Nevertheless, there are important technical attributes for a relevant biomarker. First, the marker must be present in peripheral body tissue and/or fluid (e.g., blood, urine, saliva, breath, or cerebrospinal fluid); second, it must be easy to detect or quantify in assays that are both affordable and robust; and, third, its regulation should be associated as specifically as possible with damage of a particular tissue, preferably in a quantifiable manner. Prior to the widespread use of a marker of interest, it is essential that validation and confirmation of candidate biomarkers by robust statistical methods are performed during biomarker discovery [215]. Sensitivity and specificity are common quality parameters for biomarkers. Sensitivity describes the probability of a positive test in cases and specificity describes probability of negative test in controls. An association between sensitivity and specificity is represented in the ROC curve by graphing sensitivity versus 100 − specificity. Area under the ROC curve (AUROC) is therefore a measure of performance of a marker. There is no absolute cutoff value of AUROC for robustness of a marker, but a minimum of 0.7 is required and values greater than 0.8 are good particularly in a heterogeneous critically ill patient population [216, 217].

To summarize, an ideal biomarker should indicate a clear relationship with the pathophysiologic event, needs to be reliable, reproducible, disease specific, and sensitive, and should be sampled by simple methods and relatively inexpensive, with little or no diurnal variation.

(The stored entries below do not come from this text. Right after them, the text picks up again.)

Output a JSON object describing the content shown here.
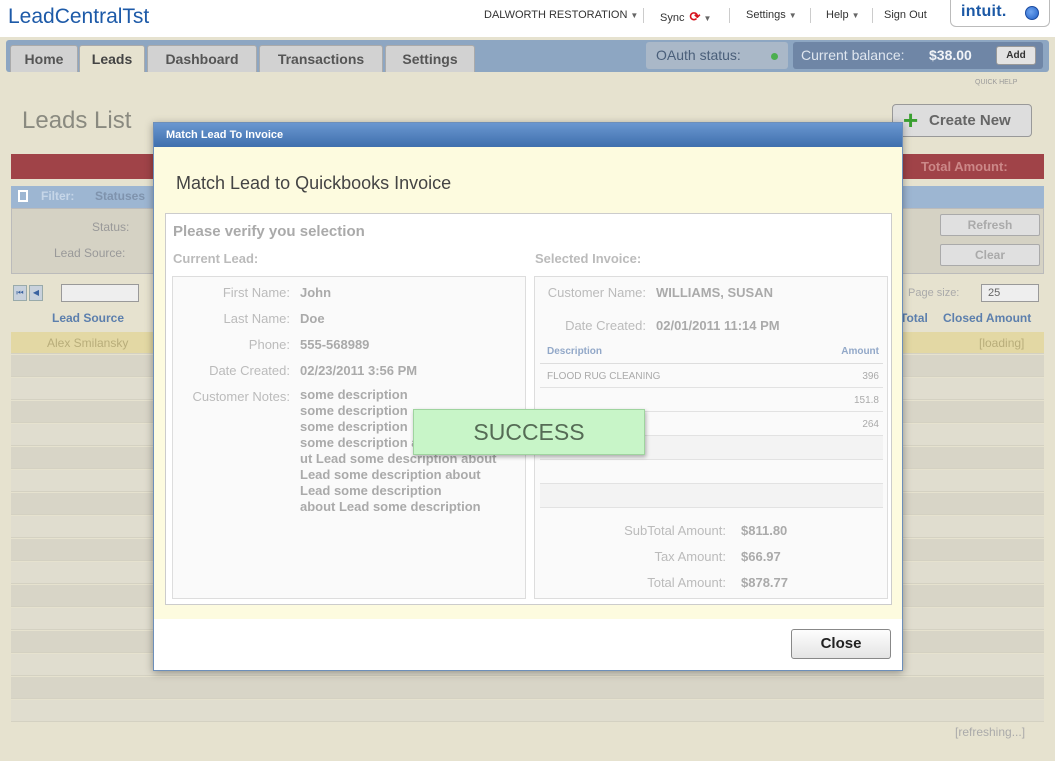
{
  "topbar": {
    "app_title": "LeadCentralTst",
    "company": "DALWORTH RESTORATION",
    "sync": "Sync",
    "settings": "Settings",
    "help": "Help",
    "sign_out": "Sign Out",
    "intuit_logo": "intuit."
  },
  "tabs": [
    "Home",
    "Leads",
    "Dashboard",
    "Transactions",
    "Settings"
  ],
  "status": {
    "oauth_label": "OAuth status:",
    "balance_label": "Current balance:",
    "balance_value": "$38.00",
    "add_label": "Add",
    "quick_help": "QUICK HELP"
  },
  "page": {
    "heading": "Leads List",
    "create_new": "Create New",
    "total_amount_label": "Total Amount:",
    "filter_label": "Filter:",
    "filter_value": "Statuses",
    "status_label": "Status:",
    "lead_source_label": "Lead Source:",
    "refresh_label": "Refresh",
    "clear_label": "Clear",
    "page_size_label": "Page size:",
    "page_size_value": "25",
    "col_lead_source": "Lead Source",
    "col_total": "Total",
    "col_closed_amount": "Closed Amount",
    "row1_source": "Alex Smilansky",
    "row1_closed": "[loading]",
    "refreshing": "[refreshing...]"
  },
  "modal": {
    "title": "Match Lead To Invoice",
    "heading": "Match Lead to Quickbooks Invoice",
    "verify_title": "Please verify you selection",
    "current_lead_title": "Current Lead:",
    "selected_invoice_title": "Selected Invoice:",
    "lead": {
      "first_name_label": "First Name:",
      "first_name": "John",
      "last_name_label": "Last Name:",
      "last_name": "Doe",
      "phone_label": "Phone:",
      "phone": "555-568989",
      "date_created_label": "Date Created:",
      "date_created": "02/23/2011 3:56 PM",
      "notes_label": "Customer Notes:",
      "notes": [
        "some description",
        "some description",
        "some description",
        "some description abo",
        "ut Lead some description about",
        "Lead some description about",
        "Lead some description",
        "about Lead some description"
      ]
    },
    "invoice": {
      "customer_name_label": "Customer Name:",
      "customer_name": "WILLIAMS, SUSAN",
      "date_created_label": "Date Created:",
      "date_created": "02/01/2011 11:14 PM",
      "col_description": "Description",
      "col_amount": "Amount",
      "lines": [
        {
          "description": "FLOOD RUG CLEANING",
          "amount": "396"
        },
        {
          "description": "",
          "amount": "151.8"
        },
        {
          "description": "",
          "amount": "264"
        }
      ],
      "subtotal_label": "SubTotal Amount:",
      "subtotal": "$811.80",
      "tax_label": "Tax Amount:",
      "tax": "$66.97",
      "total_label": "Total Amount:",
      "total": "$878.77"
    },
    "success": "SUCCESS",
    "close_label": "Close"
  }
}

During ARDS, no single marker has been validated with all these criteria to date, yet we believe that sRAGE may fulfill all prerequisites of a biomarker of ARDS. First, plasma sRAGE has good diagnostic and prognostic values [96, 99, 100, 109, 112]. Second, it is very well correlated with lung injury severity and specific pathophysiologic features of ARDS, for example, alveolar fluid clearance and lung morphology [96, 99–101, 109, 112]. Previous studies of the predictive value of early levels of sRAGE for the development of ARDS in a general population of patients admitted to the emergency department were negative [130], but current research focuses on both the kinetics of sRAGE and esRAGE and RAGE gene polymorphisms as predictors of the development of ARDS in at-risk critically ill patients [114]. Finally, there is some evidence suggesting that monitoring sRAGE could inform, at least partially, on therapeutic responses in patients with or without ARDS [24, 99, 113]. If these data are confirmed by future studies, such findings would definitely help to reinforce sRAGE a real biomarker of ARDS.

5. Conclusion

Biomarker research provides an important translational link to our understanding of lung pathobiology. Through the identification and testing of candidate biomarkers, we have gained insight into the pathogenic importance of endothelial and epithelial injury and have started to unravel the complex pathways that contribute to endothelial and epithelial cell dysfunction, inflammation, fibrosis, and apoptosis in ARDS. In addition, biomarker studies may help us to explore the cellular and molecular mechanisms of various therapeutic strategies for ARDS, and to better understand the potential proinflammatory effects of mechanical ventilation. Given the clinical heterogeneity of patients with ARDS and the complexity of the underlying pathobiology, it is unlikely that a single biomarker will emerge for ARDS, as cardiac-specific troponin did for myocardial infarction, but the development of small biomarker panels reflecting each important lung injury pathway would provide valuable predictive and prognostic information for both clinicians and investigators. While biomarkers are currently not recommended for use in clinical practice in ARDS, biomarker discovery may hold significant promise in order to develop and apply targeted therapies, and to identify candidates for enrollment in patient-tailored clinical trials of novel therapies for ARDS.